Okazuje się jednak, że „czynnością prawną upadłego” może być też zachowanie osoby trzeciej, która nie jest nawet uczestnikiem postępowania upadłościowego. To takiego wniosku doszedł chociażby w prawomocnym już wyroku Sąd Rejonowy dla Łodzi-Śródmieścia w Łodzi z 12 maja 2023 roku (XII GC 1021/21). Oceniał on stan faktyczny, w którym dłużnik przed ogłoszeniem upadłości zawarł porozumienie z podmiotem trzecim. Na jego mocy tenże podmiot miał zarządzać sprawami centrum handlowego będącego własnością przyszłego upadłego. Chodziło tu chociażby o dokonywanie płatności za ekipy remontowe czy inne usługi, a także odbiór czynszów od najemców. Na poczet płatności kosztów dłużnik przelał na rachunek podmiotu trzeciego określoną sumę pieniężną. Z tej puli regulowane miały być wszystkie zobowiązania powstałe w ramach działalności centrum.

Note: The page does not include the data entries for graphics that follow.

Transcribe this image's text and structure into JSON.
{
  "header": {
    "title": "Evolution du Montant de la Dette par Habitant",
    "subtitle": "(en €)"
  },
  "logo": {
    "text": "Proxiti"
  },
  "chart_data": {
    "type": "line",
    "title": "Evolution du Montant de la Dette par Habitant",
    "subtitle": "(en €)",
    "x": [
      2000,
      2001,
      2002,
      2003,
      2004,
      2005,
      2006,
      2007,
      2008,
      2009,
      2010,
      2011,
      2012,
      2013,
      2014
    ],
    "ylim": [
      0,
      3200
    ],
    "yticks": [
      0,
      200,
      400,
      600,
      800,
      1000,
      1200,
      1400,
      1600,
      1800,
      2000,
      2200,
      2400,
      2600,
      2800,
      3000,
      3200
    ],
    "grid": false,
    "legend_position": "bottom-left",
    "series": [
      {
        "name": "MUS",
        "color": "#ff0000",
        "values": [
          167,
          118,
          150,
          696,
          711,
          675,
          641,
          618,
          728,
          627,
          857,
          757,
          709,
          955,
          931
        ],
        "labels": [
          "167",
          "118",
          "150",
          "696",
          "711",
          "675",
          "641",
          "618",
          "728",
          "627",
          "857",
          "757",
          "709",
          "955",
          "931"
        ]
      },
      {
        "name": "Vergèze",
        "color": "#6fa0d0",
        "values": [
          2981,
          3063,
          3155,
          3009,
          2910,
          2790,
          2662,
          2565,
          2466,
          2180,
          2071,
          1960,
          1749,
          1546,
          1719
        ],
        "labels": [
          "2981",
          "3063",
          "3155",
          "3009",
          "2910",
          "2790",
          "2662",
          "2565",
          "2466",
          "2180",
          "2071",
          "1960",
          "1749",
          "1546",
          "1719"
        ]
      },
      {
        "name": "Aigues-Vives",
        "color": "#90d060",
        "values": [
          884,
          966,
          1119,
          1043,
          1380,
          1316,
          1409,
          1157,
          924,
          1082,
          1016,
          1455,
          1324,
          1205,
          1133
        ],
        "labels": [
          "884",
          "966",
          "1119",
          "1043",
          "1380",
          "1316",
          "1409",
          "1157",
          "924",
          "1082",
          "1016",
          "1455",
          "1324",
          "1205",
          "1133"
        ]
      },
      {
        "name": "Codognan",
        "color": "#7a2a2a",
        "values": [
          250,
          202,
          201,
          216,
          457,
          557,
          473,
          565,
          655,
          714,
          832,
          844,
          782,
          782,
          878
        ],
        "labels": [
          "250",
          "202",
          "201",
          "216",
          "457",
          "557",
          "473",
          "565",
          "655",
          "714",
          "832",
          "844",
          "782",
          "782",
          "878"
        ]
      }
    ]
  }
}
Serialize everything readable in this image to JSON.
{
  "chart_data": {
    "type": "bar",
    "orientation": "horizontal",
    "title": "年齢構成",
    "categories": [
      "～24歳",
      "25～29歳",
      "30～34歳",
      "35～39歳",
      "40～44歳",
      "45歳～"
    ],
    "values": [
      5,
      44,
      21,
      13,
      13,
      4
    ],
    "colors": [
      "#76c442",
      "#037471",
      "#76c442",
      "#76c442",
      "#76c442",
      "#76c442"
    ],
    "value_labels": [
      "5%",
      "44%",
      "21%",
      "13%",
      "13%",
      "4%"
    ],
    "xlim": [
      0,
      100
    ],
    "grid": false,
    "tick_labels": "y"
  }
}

Okazało się, że bezpośrednio po ogłoszeniu upadłości wspomniany podmiot trzeci spłacił kilkanaście takich zobowiązań. Jako że dotyczyły one zarządu nad majątkiem upadłego, a pieniądze przeznaczone na ten cel pochodziły od dłużnika, syndyk ocenił to zachowanie jako czynność prawną upadłego. Konsekwencją tego było wezwanie odbiorców świadczeń, a następnie pozwanie ich o zwrot świadczenia nienależnego w wykonaniu nieważnej czynności prawnej. Właściwie wszyscy kontrahenci, w tym będący stroną wymienionego wyżej postępowania, wskazywali, że nie mamy tutaj do czynienia z czynnością prawną upadłego. Zauważali, że zapłatę dokonano z rachunku osoby trzeciej i ze środków pozostających do jej dyspozycji.
Sąd tak w tej sprawie, jak i w kilku analogicznych, przyznał rację syndykowi. Co ciekawe, argumentacja zawarta w uzasadnieniu nie zawsze była taka sama. Przyjmowano różne koncepcje. Uznawano, że środki pieniężne przekazane na poczet opłat nigdy nie weszły do majątku osoby trzeciej. Wszak przez umowę rachunku bankowego środki pieniężne przenoszone są na rzecz banku tworząc jedynie wierzytelność o ich wypłatę. Ponadto, zwracano uwagę, że podmiot trzeci był tylko pośrednikiem w płatności i wydatkował środki ściśle w granicach upoważnienia. Nie mógł z nich korzystać chociażby w celu realizacji własnych zobowiązań.
Takie rozstrzygnięcie wydaje się być dość kontrowersyjne. Natomiast nie można go uznać za jednostkowe. Główny slusznościowy problem polega na tym, że głównym poszkodowanym jest tutaj niczego nieświadomy kontrahent. Musi on bowiem zwracać pieniądze otrzymane za realnie wykonaną usługę. Z drugiej jednak strony takie rozwiązanie wzmacnia równość między wierzycielami, którzy po ogłoszeniu upadłości powinni mieć takie same szanse na zaspokojenie, niezależne od decyzji upadłego czy jego zleceniobiorcy. Należy więc przestrzec dłużników zagrożonych niewypłacalnością, że przekazywanie środków pieniężnych innym podmiotom celem obejścia art. 77 ust. 1 ustawy – Prawo upadłościowe nie jest dobrym pomysłem.